During a panel hosted by AASA, The School Superintendents Association earlier this month, the four finalists for National Superintendent of the Year talked about how political debates are affecting the educators and students in their districts.
Each said that when discussions turn hostile or meetings lose decorum, it shifts the focus away from students and their academic needs.
Over the past three years, a spate of usually docile school board meetings descended into chaos as national political issues about the pandemic and racism filtered down. Some districts have had to increase security; in a few places, community members have been arrested; and some meetings have had to be called off altogether.

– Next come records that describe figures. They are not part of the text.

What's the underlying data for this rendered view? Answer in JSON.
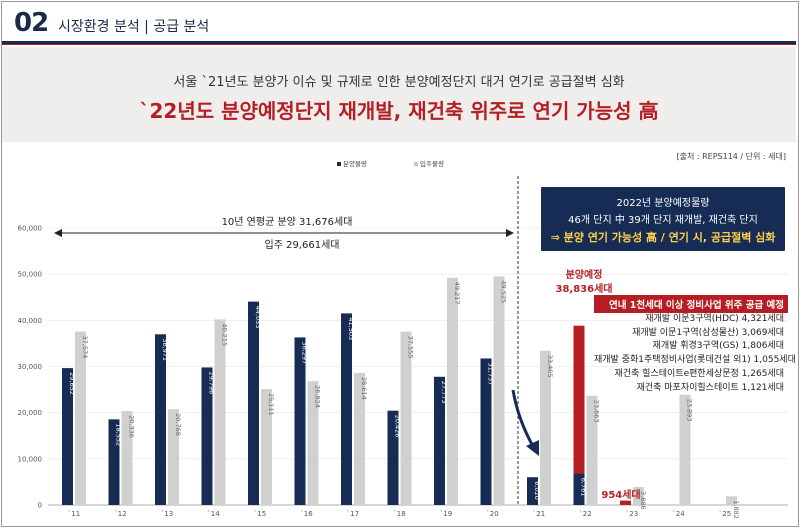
{
  "header": {
    "number": "02",
    "title": "시장환경 분석 | 공급 분석"
  },
  "banner": {
    "subtitle": "서울 `21년도 분양가 이슈 및 규제로 인한 분양예정단지 대거 연기로 공급절벽 심화",
    "headline": "`22년도 분양예정단지 재개발, 재건축 위주로 연기 가능성 高"
  },
  "source": "[출처 : REPS114 / 단위 : 세대]",
  "annotations": {
    "avg_supply": "10년 연평균 분양 31,676세대",
    "avg_move_in": "입주 29,661세대",
    "planned_label": "분양예정",
    "planned_value": "38,836세대",
    "value_954": "954세대"
  },
  "callout": {
    "line1": "2022년 분양예정물량",
    "line2": "46개 단지 中 39개 단지 재개발, 재건축 단지",
    "line3": "⇒ 분양 연기 가능성 高 / 연기 시, 공급절벽 심화"
  },
  "project_list": {
    "title": "연내 1천세대 이상 정비사업 위주 공급 예정",
    "items": [
      "재개발 이문3구역(HDC) 4,321세대",
      "재개발 이문1구역(삼성물산) 3,069세대",
      "재개발 휘경3구역(GS) 1,806세대",
      "재개발 중화1주택정비사업(롯데건설 외1) 1,055세대",
      "재건축 힐스테이트e편한세상문정 1,265세대",
      "재건축 마포자이힐스테이트 1,121세대"
    ]
  },
  "colors": {
    "navy": "#172c55",
    "gray": "#d0d0d0",
    "red": "#b51f24"
  },
  "chart_data": {
    "type": "bar",
    "title": "",
    "xlabel": "",
    "ylabel": "",
    "ylim": [
      0,
      60000
    ],
    "yticks": [
      "0",
      "10,000",
      "20,000",
      "30,000",
      "40,000",
      "50,000",
      "60,000"
    ],
    "legend": [
      "분양물량",
      "입주물량"
    ],
    "legend_position": "top-center",
    "categories": [
      "`11",
      "`12",
      "`13",
      "`14",
      "`15",
      "`16",
      "`17",
      "`18",
      "`19",
      "`20",
      "`21",
      "`22",
      "`23",
      "`24",
      "`25"
    ],
    "series": [
      {
        "name": "분양물량",
        "values": [
          29652,
          18552,
          36971,
          29796,
          44053,
          36297,
          41503,
          20426,
          27773,
          31737,
          6020,
          6761,
          null,
          null,
          null
        ],
        "labels": [
          "29,652",
          "18,552",
          "36,971",
          "29,796",
          "44,053",
          "36,297",
          "41,503",
          "20,426",
          "27,773",
          "31,737",
          "6,020",
          "6,761",
          "",
          "",
          ""
        ]
      },
      {
        "name": "입주물량",
        "values": [
          37574,
          20336,
          20768,
          40215,
          25111,
          26824,
          28614,
          37555,
          49217,
          49525,
          33405,
          23663,
          3886,
          23893,
          1882
        ],
        "labels": [
          "37,574",
          "20,336",
          "20,768",
          "40,215",
          "25,111",
          "26,824",
          "28,614",
          "37,555",
          "49,217",
          "49,525",
          "33,405",
          "23,663",
          "3,886",
          "23,893",
          "1,882"
        ]
      },
      {
        "name": "분양예정",
        "values": [
          null,
          null,
          null,
          null,
          null,
          null,
          null,
          null,
          null,
          null,
          null,
          38836,
          954,
          null,
          null
        ]
      }
    ]
  }
}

The intersection of politics and education isn’t new, according to Matt Hillmann, a finalist who leads the district in Northfield, Minn. But a deepening national rift between political parties has spilled over into schools in a new, more challenging way.

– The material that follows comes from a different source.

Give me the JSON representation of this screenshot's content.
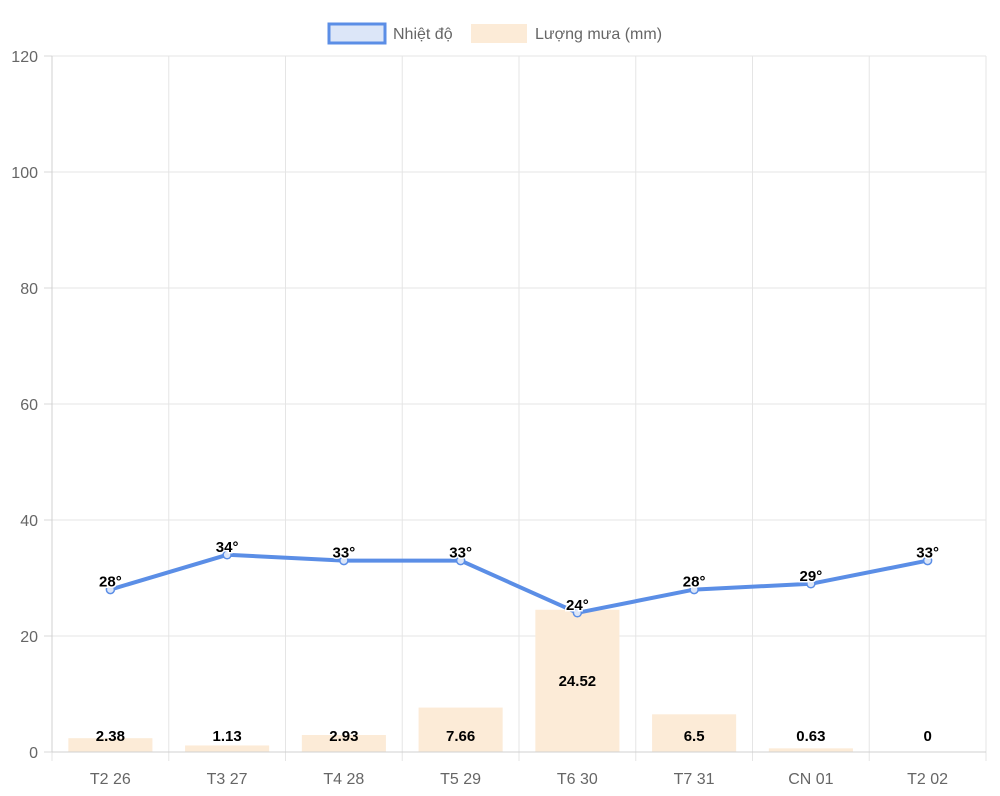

“I think that a little bit of what we have seen turn the rancor is that we’ve gone away from saying we can all discuss big ideas about education, have different ideas about how we allocate resources—those are political discussions, but they should not be partisan,” Hillmann said.
Kevin McGowan, the superintendent of the Brighton Central district in Rochester, N.Y., said he has seen promising teacher candidates decide on different careers and qualified superintendent candidates shy away from leadership positions because of the political debates infiltrating schools.

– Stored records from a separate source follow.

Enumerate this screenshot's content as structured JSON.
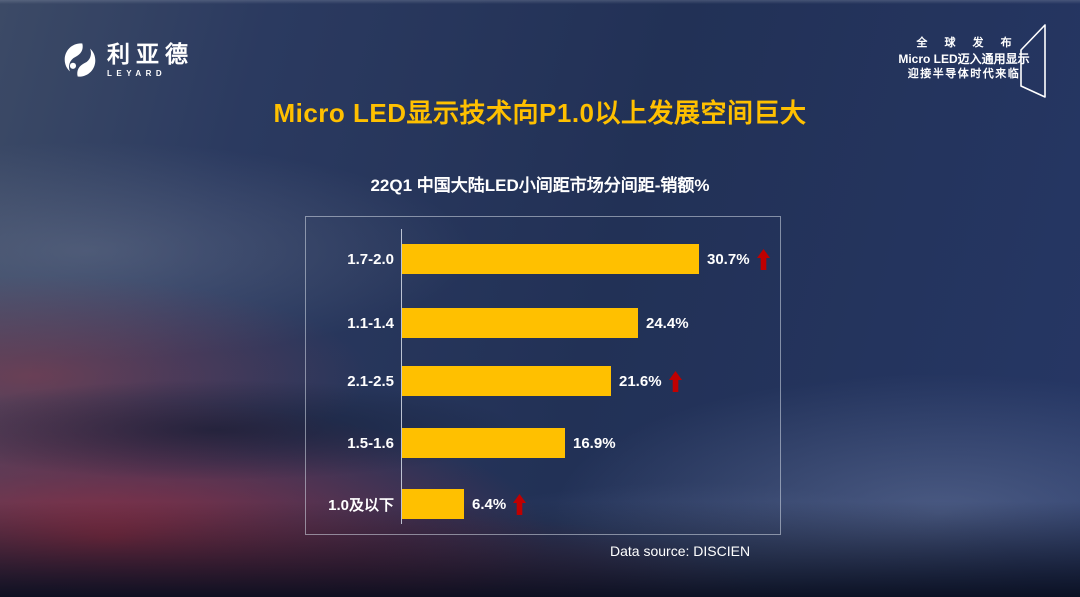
{
  "logo": {
    "brand_cn": "利亚德",
    "brand_en": "LEYARD"
  },
  "header_right": {
    "line1": "全 球 发 布",
    "line2": "Micro LED迈入通用显示",
    "line3": "迎接半导体时代来临"
  },
  "title": "Micro LED显示技术向P1.0以上发展空间巨大",
  "chart_data": {
    "type": "bar",
    "orientation": "horizontal",
    "title": "22Q1 中国大陆LED小间距市场分间距-销额%",
    "categories": [
      "1.7-2.0",
      "1.1-1.4",
      "2.1-2.5",
      "1.5-1.6",
      "1.0及以下"
    ],
    "values": [
      30.7,
      24.4,
      21.6,
      16.9,
      6.4
    ],
    "value_labels": [
      "30.7%",
      "24.4%",
      "21.6%",
      "16.9%",
      "6.4%"
    ],
    "up_arrows": [
      true,
      false,
      true,
      false,
      true
    ],
    "xlim": [
      0,
      39
    ],
    "grid": false,
    "legend": false,
    "bar_color": "#FFC000",
    "arrow_color": "#C00000",
    "label_color": "#FFFFFF"
  },
  "footer": {
    "data_source": "Data source: DISCIEN"
  },
  "colors": {
    "title": "#FFC000",
    "panel_border": "rgba(212,218,230,0.55)"
  }
}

Teachers spend a “considerable amount of time” trying to balance their work with “concern about what political toes might be stepped on,” which is a disservice to children, he said.
But perhaps most devastating is the impact of adults’ behavior on students.
“It’s affecting students when their identity, their humanity, who they are, where they come from, what they believe in, and essentially who they are as a human being is being questioned by individuals,” McGowan said. “Everything we do as a school district is a learning opportunity for our students. I hope what they’re learning is the courage of school boards and of superintendents who are respectfully listening to different conversations and trying to find space in the middle, not a space that covers up the humanity of an individual.”
Trent North, the superintendent in Douglasville, Ga., said it’s important that districts take difficult moments as an opportunity to lead and teach students the skills they need to engage civilly and more productively in the future.
“For me, it was a motivator to work even harder so that when the next crisis comes, the students that we have won’t have uneducated debates and they won’t repeat history,” North said. “ ... For me, COVID showed a weakness, but I chose to reverse it and allow it to motivate me, motivate my staff and teachers that we have to get it right.
“Because there will be another one, and shame on us if we don’t prepare those who are going through it and equip them to be successful the next time we have a pandemic or crisis,” he concluded.
PJ Caposey, the superintendent in Stillman Valley, Ill., said he believes part of his job is to act as a “blanket,” shielding the rest of the staff from fallout that comes from political issues so they can focus on teaching and caring for students.
During a stretch of particularly tumultuous school board meetings, Caposey said he had items thrown at him while he was in the grocery store.
Those types of interactions affected him. But they also reminded him why he became a superintendent—to lead, to try and influence change, and to create a better community for students.
“As leaders, our job is to take big swings and take big chances on behalf of kids,” Caposey said. “Does that mean our job is comfortable? No. In fact, I think it means we need to make ourselves uncomfortable and to lean into those conversations to protect the kids we are serving.”